Don't be a retard. I said the wealth Chinese immigrants is part of the problem, not the totality of it. There is no lack of housing supply. I worked for a real estate developer for condos previously and at least 1/3 of our new units sold were sitting empty. The price is artificially high not because of local demands, but partly because Vancouver itself has become a place where wealthy Chinese use to hide assets from the Chinese government. I had clients owning half a dozen condos that only spends about 3 months in Canada a year to satisfy the permanent resident requirement. They work and spend in China majority of the time, not here.That has nothing to do with rich Chinese immigrants. Are you really blaming them for wage stagnation and a lack of housing supply? But yeah let's add falling RE prices to the mix, that should help everyone out and get the supply of houses up again, durrrr.

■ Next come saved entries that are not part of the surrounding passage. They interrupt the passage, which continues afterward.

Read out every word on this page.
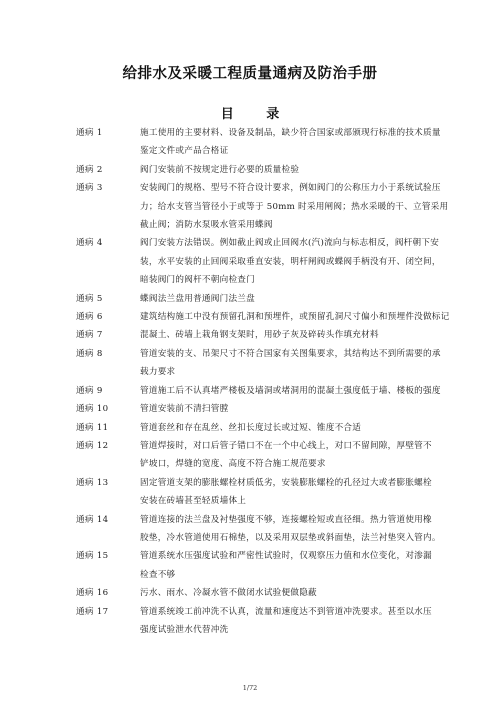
给排水及采暖工程质量通病及防治手册
目 录
通病 1	施工使用的主要材料、设备及制品，缺少符合国家或部颁现行标准的技术质量
鉴定文件或产品合格证
通病 2	阀门安装前不按规定进行必要的质量检验
通病 3	安装阀门的规格、型号不符合设计要求，例如阀门的公称压力小于系统试验压
力；给水支管当管径小于或等于 50mm 时采用闸阀；热水采暖的干、立管采用
截止阀；消防水泵吸水管采用蝶阀
通病 4	阀门安装方法错误。例如截止阀或止回阀水(汽)流向与标志相反，阀杆朝下安
装，水平安装的止回阀采取垂直安装，明杆闸阀或蝶阀手柄没有开、闭空间，
暗装阀门的阀杆不朝向检查门
通病 5	蝶阀法兰盘用普通阀门法兰盘
通病 6	建筑结构施工中没有预留孔洞和预埋件，或预留孔洞尺寸偏小和预埋件没做标记
通病 7	混凝土、砖墙上栽角钢支架时，用砂子灰及碎砖头作填充材料
通病 8	管道安装的支、吊架尺寸不符合国家有关图集要求，其结构达不到所需要的承
载力要求
通病 9	管道施工后不认真堵严楼板及墙洞或堵洞用的混凝土强度低于墙、楼板的强度
通病 10	管道安装前不清扫管膛
通病 11	管道套丝和存在乱丝、丝扣长度过长或过短、锥度不合适
通病 12	管道焊接时，对口后管子错口不在一个中心线上，对口不留间隙，厚壁管不
铲坡口，焊缝的宽度、高度不符合施工规范要求
通病 13	固定管道支架的膨胀螺栓材质低劣，安装膨胀螺栓的孔径过大或者膨胀螺栓
安装在砖墙甚至轻质墙体上
通病 14	管道连接的法兰盘及衬垫强度不够，连接螺栓短或直径细。热力管道使用橡
胶垫，冷水管道使用石棉垫，以及采用双层垫或斜面垫，法兰衬垫突入管内。
通病 15	管道系统水压强度试验和严密性试验时，仅观察压力值和水位变化，对渗漏
检查不够
通病 16	污水、雨水、冷凝水管不做闭水试验便做隐蔽
通病 17	管道系统竣工前冲洗不认真，流量和速度达不到管道冲洗要求。甚至以水压
强度试验泄水代替冲洗
1/72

Climb off your soapbox and while you are at it learn the difference between allowing a rich person to simply buy something with resources from a FOREIGN country and trickle down. Trickle down is more than just espousing very basic market principals, like targeted tax cuts, etc. that I am not advocating. Taxing a portion of the wealth imported by new arrivals to help the poor is a good idea, but no need to go right into economic la la land and say rich people coming to a country to spend money is some tragedy.
Oh please spare me the disguised trickle down economics bullshit. "Taxing" the newly arrived wealth is a joke, and I have already provided several sources to debunk it. The so called wealthy investors are generating less tax revenues than refugees, a group that's at the bottom of the economic ladder. Even the government freely admits that any benefit is limited to put it lightly. The wealthy Chinese didn't come here to spend money, they came to store it in the form of housing property. They are collecting social security, education and medical benefits while paying extremely little tax. The bulk of these benefits are funded by working class taxpayers that are being further squeezed with the inflated housing prices.
The real tragedy is we still have idiots advocating how this is a good thing.